The Aramaic equivalent of “shuv“ is “tuv,” with the Hebrew shin morphing into the Aramaic tav, which is quite common, and the Babylonian Aramaic equivalent of “chazar” is “hadar,” as the Hebrew chet and Aramaic hey are interchangeable, as are the Hebrew zayin and Aramaic dalet. Rabbi Aharon Marcus (1843-1916) notes that many words with the two-letter strings dalet-reish or zayin-reish are related to the concept of “circumscribing” or going “around” something.
When one completes an order of the Mishnah or Talmud tractate, one customarily says, “Hadran alach – Our hadar is upon you” and “Hadrach alan – Your hadar is upon us.” The meaning of “hadar” in this context is unclear. The common explanation is that it refers to the obligation to “return to” or “review” the materials studied. However, Rabbi Chaim of Friedburg (1520–1588) – the oldest brother of the Maharal of Prague (1525-1609) – writes in Sefer HaChaim that it recalls the glory (“hadar” also means glory) of the Jewish People, which depends on their devotion to studying the Oral Torah.
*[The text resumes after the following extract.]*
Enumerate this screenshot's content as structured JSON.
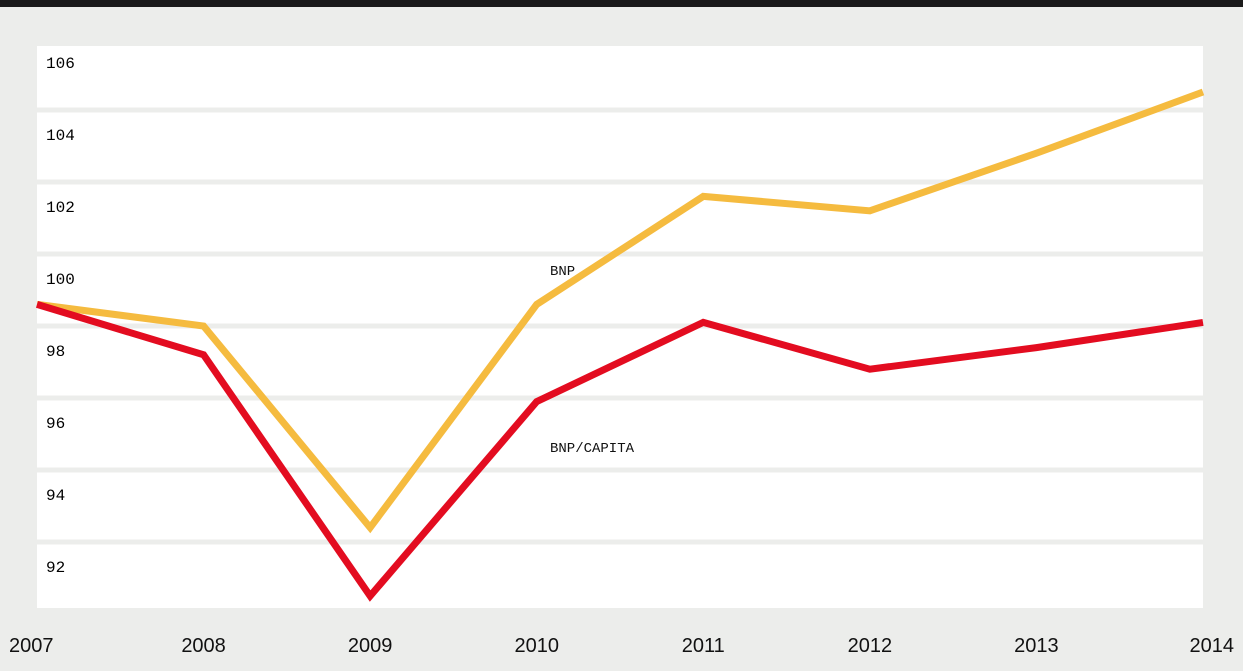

A similar ambiguity exists regarding the term “mehadrin” in the context of lighting Chanukah candles. Rashi (to Shabbos 21b) writes that it refers to those who are “mehader after commandments,” while Maimonides (Laws of Chanukah 4:1) writes that it refers to those who are “mehader the commandment.”
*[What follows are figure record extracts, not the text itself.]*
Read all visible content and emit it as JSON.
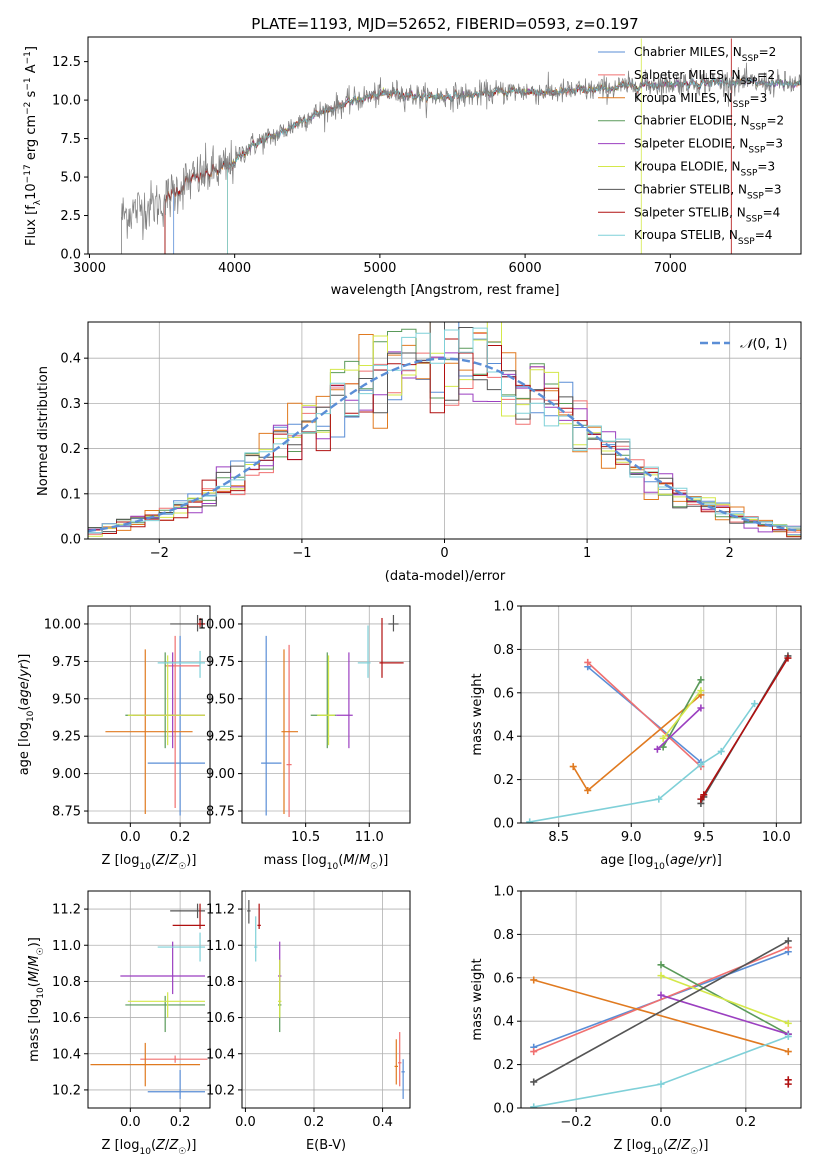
{
  "colors": {
    "chabrier_miles": "#5a8ed6",
    "salpeter_miles": "#f07070",
    "kroupa_miles": "#e07a20",
    "chabrier_elodie": "#5a9a5a",
    "salpeter_elodie": "#9b3fc0",
    "kroupa_elodie": "#d4e84a",
    "chabrier_stelib": "#555555",
    "salpeter_stelib": "#b01010",
    "kroupa_stelib": "#7fd0d8",
    "data_spectrum": "#808080",
    "gaussian": "#5b8ed6",
    "grid": "#b0b0b0"
  },
  "spectrum_panel": {
    "title": "PLATE=1193, MJD=52652, FIBERID=0593, z=0.197",
    "xlabel": "wavelength [Angstrom, rest frame]",
    "ylabel": "Flux [f_λ 10^-17 erg cm^-2 s^-1 A^-1]",
    "xticks": [
      "3000",
      "4000",
      "5000",
      "6000",
      "7000"
    ],
    "yticks": [
      "0.0",
      "2.5",
      "5.0",
      "7.5",
      "10.0",
      "12.5"
    ],
    "legend": [
      "Chabrier MILES, N_SSP=2",
      "Salpeter MILES, N_SSP=2",
      "Kroupa MILES, N_SSP=3",
      "Chabrier ELODIE, N_SSP=2",
      "Salpeter ELODIE, N_SSP=3",
      "Kroupa ELODIE, N_SSP=3",
      "Chabrier STELIB, N_SSP=3",
      "Salpeter STELIB, N_SSP=4",
      "Kroupa STELIB, N_SSP=4"
    ]
  },
  "chart_data": [
    {
      "type": "line",
      "title": "PLATE=1193, MJD=52652, FIBERID=0593, z=0.197",
      "xlabel": "wavelength [Angstrom, rest frame]",
      "ylabel": "Flux [fλ10−17 erg cm−2 s−1 A−1]",
      "xlim": [
        2990,
        7900
      ],
      "ylim": [
        0,
        14.1
      ],
      "continuum_x": [
        3220,
        3350,
        3500,
        3650,
        3800,
        3950,
        4100,
        4300,
        4500,
        4700,
        4900,
        5100,
        5300,
        5600,
        5900,
        6200,
        6500,
        6800,
        7100,
        7400,
        7900
      ],
      "continuum_y": [
        2.5,
        3.0,
        3.3,
        4.6,
        5.2,
        5.6,
        7.0,
        7.8,
        8.9,
        9.6,
        10.2,
        10.5,
        10.2,
        10.3,
        10.6,
        10.5,
        10.7,
        11.0,
        11.1,
        11.2,
        11.0
      ],
      "models_start": [
        3580,
        3950,
        3520,
        3950,
        3950,
        3950,
        3520,
        3520,
        3950
      ],
      "models_end": [
        7900,
        7900,
        7900,
        7900,
        7900,
        6800,
        7900,
        7420,
        7900
      ],
      "legend_position": "upper right"
    },
    {
      "type": "histogram",
      "xlabel": "(data-model)/error",
      "ylabel": "Normed distribution",
      "xlim": [
        -2.5,
        2.5
      ],
      "ylim": [
        0,
        0.48
      ],
      "bin_width": 0.1,
      "legend": [
        "𝒩(0,1)"
      ],
      "legend_position": "upper right"
    },
    {
      "type": "errorbar",
      "xlabel": "Z [log10(Z/Z☉)]",
      "ylabel": "age  [log10(age/yr)]",
      "xlim": [
        -0.17,
        0.32
      ],
      "ylim": [
        8.67,
        10.12
      ],
      "points": [
        {
          "x": 0.2,
          "y": 9.07,
          "xerr": [
            0.13,
            0.1
          ],
          "yerr": [
            0.35,
            0.85
          ]
        },
        {
          "x": 0.18,
          "y": 9.72,
          "xerr": [
            0.04,
            0.1
          ],
          "yerr": [
            0.95,
            0.2
          ]
        },
        {
          "x": 0.06,
          "y": 9.28,
          "xerr": [
            0.16,
            0.19
          ],
          "yerr": [
            0.55,
            0.55
          ]
        },
        {
          "x": 0.14,
          "y": 9.39,
          "xerr": [
            0.16,
            0.16
          ],
          "yerr": [
            0.22,
            0.42
          ]
        },
        {
          "x": 0.17,
          "y": 9.39,
          "xerr": [
            0.16,
            0.13
          ],
          "yerr": [
            0.22,
            0.42
          ]
        },
        {
          "x": 0.15,
          "y": 9.39,
          "xerr": [
            0.16,
            0.15
          ],
          "yerr": [
            0.2,
            0.4
          ]
        },
        {
          "x": 0.27,
          "y": 10.0,
          "xerr": [
            0.11,
            0.03
          ],
          "yerr": [
            0.05,
            0.06
          ]
        },
        {
          "x": 0.28,
          "y": 10.0,
          "xerr": [
            0.01,
            0.02
          ],
          "yerr": [
            0.02,
            0.04
          ]
        },
        {
          "x": 0.28,
          "y": 9.74,
          "xerr": [
            0.17,
            0.02
          ],
          "yerr": [
            0.1,
            0.08
          ]
        }
      ]
    },
    {
      "type": "errorbar",
      "xlabel": "mass [log10(M/M☉)]",
      "ylabel": "",
      "xlim": [
        10.0,
        11.32
      ],
      "ylim": [
        8.67,
        10.12
      ],
      "points": [
        {
          "x": 10.19,
          "y": 9.07,
          "xerr": [
            0.04,
            0.12
          ],
          "yerr": [
            0.35,
            0.85
          ]
        },
        {
          "x": 10.37,
          "y": 9.06,
          "xerr": [
            0.02,
            0.02
          ],
          "yerr": [
            0.35,
            0.8
          ]
        },
        {
          "x": 10.33,
          "y": 9.28,
          "xerr": [
            0.02,
            0.11
          ],
          "yerr": [
            0.55,
            0.55
          ]
        },
        {
          "x": 10.67,
          "y": 9.39,
          "xerr": [
            0.13,
            0.07
          ],
          "yerr": [
            0.22,
            0.42
          ]
        },
        {
          "x": 10.84,
          "y": 9.39,
          "xerr": [
            0.1,
            0.03
          ],
          "yerr": [
            0.22,
            0.42
          ]
        },
        {
          "x": 10.68,
          "y": 9.39,
          "xerr": [
            0.09,
            0.05
          ],
          "yerr": [
            0.2,
            0.4
          ]
        },
        {
          "x": 11.19,
          "y": 10.0,
          "xerr": [
            0.04,
            0.04
          ],
          "yerr": [
            0.05,
            0.06
          ]
        },
        {
          "x": 11.1,
          "y": 9.74,
          "xerr": [
            0.02,
            0.17
          ],
          "yerr": [
            0.1,
            0.3
          ]
        },
        {
          "x": 10.99,
          "y": 9.74,
          "xerr": [
            0.08,
            0.02
          ],
          "yerr": [
            0.1,
            0.25
          ]
        }
      ]
    },
    {
      "type": "line",
      "xlabel": "age  [log10(age/yr)]",
      "ylabel": "mass weight",
      "xlim": [
        8.24,
        10.17
      ],
      "ylim": [
        0,
        1
      ],
      "series": [
        {
          "x": [
            8.7,
            9.48
          ],
          "y": [
            0.72,
            0.28
          ]
        },
        {
          "x": [
            8.7,
            9.48
          ],
          "y": [
            0.74,
            0.26
          ]
        },
        {
          "x": [
            8.6,
            8.7,
            9.48
          ],
          "y": [
            0.26,
            0.15,
            0.59
          ]
        },
        {
          "x": [
            9.22,
            9.48
          ],
          "y": [
            0.35,
            0.66
          ]
        },
        {
          "x": [
            9.18,
            9.48
          ],
          "y": [
            0.34,
            0.53
          ]
        },
        {
          "x": [
            9.22,
            9.48
          ],
          "y": [
            0.39,
            0.61
          ]
        },
        {
          "x": [
            9.48,
            9.5,
            10.08
          ],
          "y": [
            0.09,
            0.12,
            0.77
          ]
        },
        {
          "x": [
            9.48,
            9.5,
            10.08
          ],
          "y": [
            0.11,
            0.13,
            0.76
          ]
        },
        {
          "x": [
            8.3,
            9.19,
            9.48,
            9.62,
            9.85
          ],
          "y": [
            0.005,
            0.11,
            0.27,
            0.33,
            0.55
          ]
        }
      ]
    },
    {
      "type": "errorbar",
      "xlabel": "Z [log10(Z/Z☉)]",
      "ylabel": "mass [log10(M/M☉)]",
      "xlim": [
        -0.17,
        0.32
      ],
      "ylim": [
        10.1,
        11.3
      ],
      "points": [
        {
          "x": 0.2,
          "y": 10.19,
          "xerr": [
            0.13,
            0.1
          ],
          "yerr": [
            0.04,
            0.12
          ]
        },
        {
          "x": 0.18,
          "y": 10.37,
          "xerr": [
            0.14,
            0.13
          ],
          "yerr": [
            0.02,
            0.02
          ]
        },
        {
          "x": 0.06,
          "y": 10.34,
          "xerr": [
            0.22,
            0.22
          ],
          "yerr": [
            0.12,
            0.12
          ]
        },
        {
          "x": 0.14,
          "y": 10.67,
          "xerr": [
            0.16,
            0.16
          ],
          "yerr": [
            0.15,
            0.05
          ]
        },
        {
          "x": 0.17,
          "y": 10.83,
          "xerr": [
            0.21,
            0.13
          ],
          "yerr": [
            0.1,
            0.19
          ]
        },
        {
          "x": 0.15,
          "y": 10.69,
          "xerr": [
            0.16,
            0.15
          ],
          "yerr": [
            0.09,
            0.05
          ]
        },
        {
          "x": 0.27,
          "y": 11.19,
          "xerr": [
            0.11,
            0.03
          ],
          "yerr": [
            0.04,
            0.04
          ]
        },
        {
          "x": 0.28,
          "y": 11.11,
          "xerr": [
            0.11,
            0.02
          ],
          "yerr": [
            0.02,
            0.12
          ]
        },
        {
          "x": 0.28,
          "y": 10.99,
          "xerr": [
            0.17,
            0.02
          ],
          "yerr": [
            0.08,
            0.08
          ]
        }
      ]
    },
    {
      "type": "errorbar",
      "xlabel": "E(B-V)",
      "ylabel": "",
      "xlim": [
        -0.01,
        0.48
      ],
      "ylim": [
        10.1,
        11.3
      ],
      "points": [
        {
          "x": 0.46,
          "y": 10.3,
          "xerr": [
            0.005,
            0.005
          ],
          "yerr": [
            0.15,
            0.07
          ]
        },
        {
          "x": 0.45,
          "y": 10.35,
          "xerr": [
            0.005,
            0.005
          ],
          "yerr": [
            0.13,
            0.17
          ]
        },
        {
          "x": 0.44,
          "y": 10.33,
          "xerr": [
            0.005,
            0.005
          ],
          "yerr": [
            0.1,
            0.15
          ]
        },
        {
          "x": 0.1,
          "y": 10.67,
          "xerr": [
            0.005,
            0.005
          ],
          "yerr": [
            0.15,
            0.25
          ]
        },
        {
          "x": 0.1,
          "y": 10.83,
          "xerr": [
            0.005,
            0.005
          ],
          "yerr": [
            0.15,
            0.19
          ]
        },
        {
          "x": 0.1,
          "y": 10.69,
          "xerr": [
            0.005,
            0.005
          ],
          "yerr": [
            0.09,
            0.23
          ]
        },
        {
          "x": 0.01,
          "y": 11.19,
          "xerr": [
            0.005,
            0.005
          ],
          "yerr": [
            0.07,
            0.06
          ]
        },
        {
          "x": 0.04,
          "y": 11.11,
          "xerr": [
            0.005,
            0.005
          ],
          "yerr": [
            0.02,
            0.12
          ]
        },
        {
          "x": 0.03,
          "y": 10.99,
          "xerr": [
            0.005,
            0.005
          ],
          "yerr": [
            0.08,
            0.17
          ]
        }
      ]
    },
    {
      "type": "line",
      "xlabel": "Z [log10(Z/Z☉)]",
      "ylabel": "mass weight",
      "xlim": [
        -0.33,
        0.33
      ],
      "ylim": [
        0,
        1
      ],
      "series": [
        {
          "x": [
            -0.3,
            0.3
          ],
          "y": [
            0.28,
            0.72
          ]
        },
        {
          "x": [
            -0.3,
            0.3
          ],
          "y": [
            0.26,
            0.74
          ]
        },
        {
          "x": [
            -0.3,
            0.3
          ],
          "y": [
            0.59,
            0.26
          ]
        },
        {
          "x": [
            0.0,
            0.3
          ],
          "y": [
            0.66,
            0.34
          ]
        },
        {
          "x": [
            0.0,
            0.3
          ],
          "y": [
            0.52,
            0.34
          ]
        },
        {
          "x": [
            0.0,
            0.3
          ],
          "y": [
            0.61,
            0.39
          ]
        },
        {
          "x": [
            -0.3,
            0.3
          ],
          "y": [
            0.12,
            0.77
          ]
        },
        {
          "x": [
            0.3,
            0.3
          ],
          "y": [
            0.11,
            0.13
          ]
        },
        {
          "x": [
            -0.3,
            0.0,
            0.3
          ],
          "y": [
            0.005,
            0.11,
            0.33
          ]
        }
      ]
    }
  ]
}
Rabbi Yehudah Shaviv (1941-2018) explains that Rashi understands the verb “mehader” in this context to mean chasing after (“returning to”) the opportunity to fulfill commandments. Maimonides, on the other hand, understands it to mean glorifying (“hadar“) the commandments.
Rabbi Shmuel David Luzzatto (1800-1865) writes that the two meanings of “hadar” are actually related since one who beholds something in its full glory is taken aback by its grandeur and reflexively recoils in awe.
May we all recoil in awe of G-d and return to the good graces of the One who sent our souls to this world.